Sausages date back to the ancient Greeks and Romans, but frankfurters first make their appearance in the late 17th century when butcher Johann Georghehner began peddling his "dachshund sausages," lovingly named for the popular German dog, in Frankfurt, Germany. In 1850, one million Germans emigrated to the U.S., and they brought their adorable hounds and frankfurters (wienerwursts, if they were from Vienna) to their new home. Pushcart vendors selling dachshund sausages in a roll with sauerkraut made the rounds in lower Manhattan a decade later.

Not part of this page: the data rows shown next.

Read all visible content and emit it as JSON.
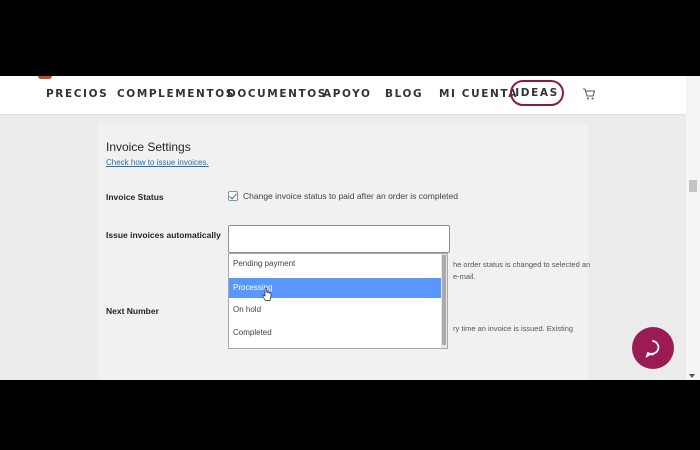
{
  "nav": {
    "items": [
      "PRECIOS",
      "COMPLEMENTOS",
      "DOCUMENTOS",
      "APOYO",
      "BLOG",
      "MI CUENTA"
    ],
    "ideas": "IDEAS",
    "cart_icon": "cart-icon"
  },
  "settings": {
    "title": "Invoice Settings",
    "help_link": "Check how to issue invoices.",
    "invoice_status": {
      "label": "Invoice Status",
      "checked": true,
      "text": "Change invoice status to paid after an order is completed"
    },
    "issue_auto": {
      "label": "Issue invoices automatically",
      "desc_line1": "he order status is changed to selected an",
      "desc_line2": "e-mail.",
      "options": [
        "Pending payment",
        "Processing",
        "On hold",
        "Completed"
      ],
      "highlighted": "Processing"
    },
    "next_number": {
      "label": "Next Number",
      "desc": "ry time an invoice is issued. Existing"
    }
  },
  "colors": {
    "accent": "#8a1a4a",
    "chat": "#9b1b55",
    "link": "#2271b1",
    "highlight": "#5897fb"
  },
  "chat_icon": "chat-bubble-icon"
}
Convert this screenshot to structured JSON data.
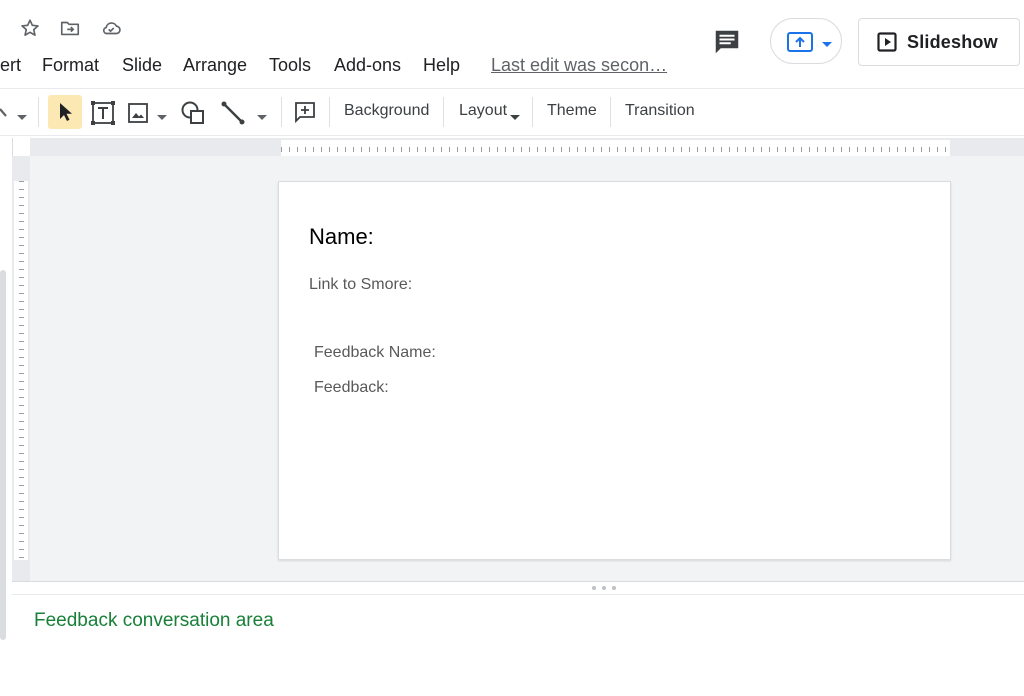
{
  "title_bar": {
    "star_icon": "star-icon",
    "move_icon": "folder-move-icon",
    "cloud_icon": "cloud-saved-icon"
  },
  "menu": {
    "items": [
      "ert",
      "Format",
      "Slide",
      "Arrange",
      "Tools",
      "Add-ons",
      "Help"
    ],
    "last_edit": "Last edit was secon…"
  },
  "header_right": {
    "comment_icon": "comment-icon",
    "present_icon": "present-icon",
    "slideshow_label": "Slideshow"
  },
  "toolbar": {
    "background_label": "Background",
    "layout_label": "Layout",
    "theme_label": "Theme",
    "transition_label": "Transition"
  },
  "slide": {
    "name_label": "Name:",
    "smore_label": "Link to Smore:",
    "feedback_name_label": "Feedback Name:",
    "feedback_label": "Feedback:"
  },
  "notes": {
    "text": "Feedback conversation area"
  },
  "colors": {
    "accent_blue": "#1a73e8",
    "notes_green": "#188038",
    "select_highlight": "#fce8b2"
  }
}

By 1893, at the Columbian Exposition in Chicago, visitors couldn't get enough of the "little dogs," and around the same time, the German owner of the St. Louis Browns baseball team served them for the first time at the ballpark. Soon after, Yale University students jokingly referred to frankfurter vendors as "dog wagons," and frankfurters quickly morphed into "hot dogs" from there.

How hot dogs rose to popularity in America

The appetite for hot dogs grew thanks to the unique New York City-style hot dog, baseball games, and First Lady Eleanor Roosevelt, who once served them to King George VI at a picnic. When Polish immigrant Nathan Handwerker began selling his "Nathan's Famous Hot Dogs" from his Coney Island stand, hot dog mania swept the nation. Though considered to be the same, hot dogs are in some ways an Americanized version of the German frankfurter, which is not dissimilar from the many regional varieties of bratwurst.

Hot dogs and franks are made from beef, pork, or beef and pork trimmings that are ground, seasoned, and stuffed into casings. For traditional frankfurters, like many types of sausage, the meat mixture is stuffed into pig or sheep intestine, which, when cooked, gives the frank its much-desired snap. Alternatively, hot dogs can be made from a natural casing or a cellulose casing, the latter of which is washed off when the hot dogs are cooked and cooled.

Hot dogs and franks are so loved that even the inventor of the hot dog bun is debated. Some claim that a 19th-century St. Louis hot dog vendor substituted rolls for the white gloves he gave patrons to prevent their hands from getting scalded, while others argue that an Austrian baker created long Viennese buns to cradle his dogs. However you call them, hot dogs and franks are a culinary expression of both German and American ingenuity.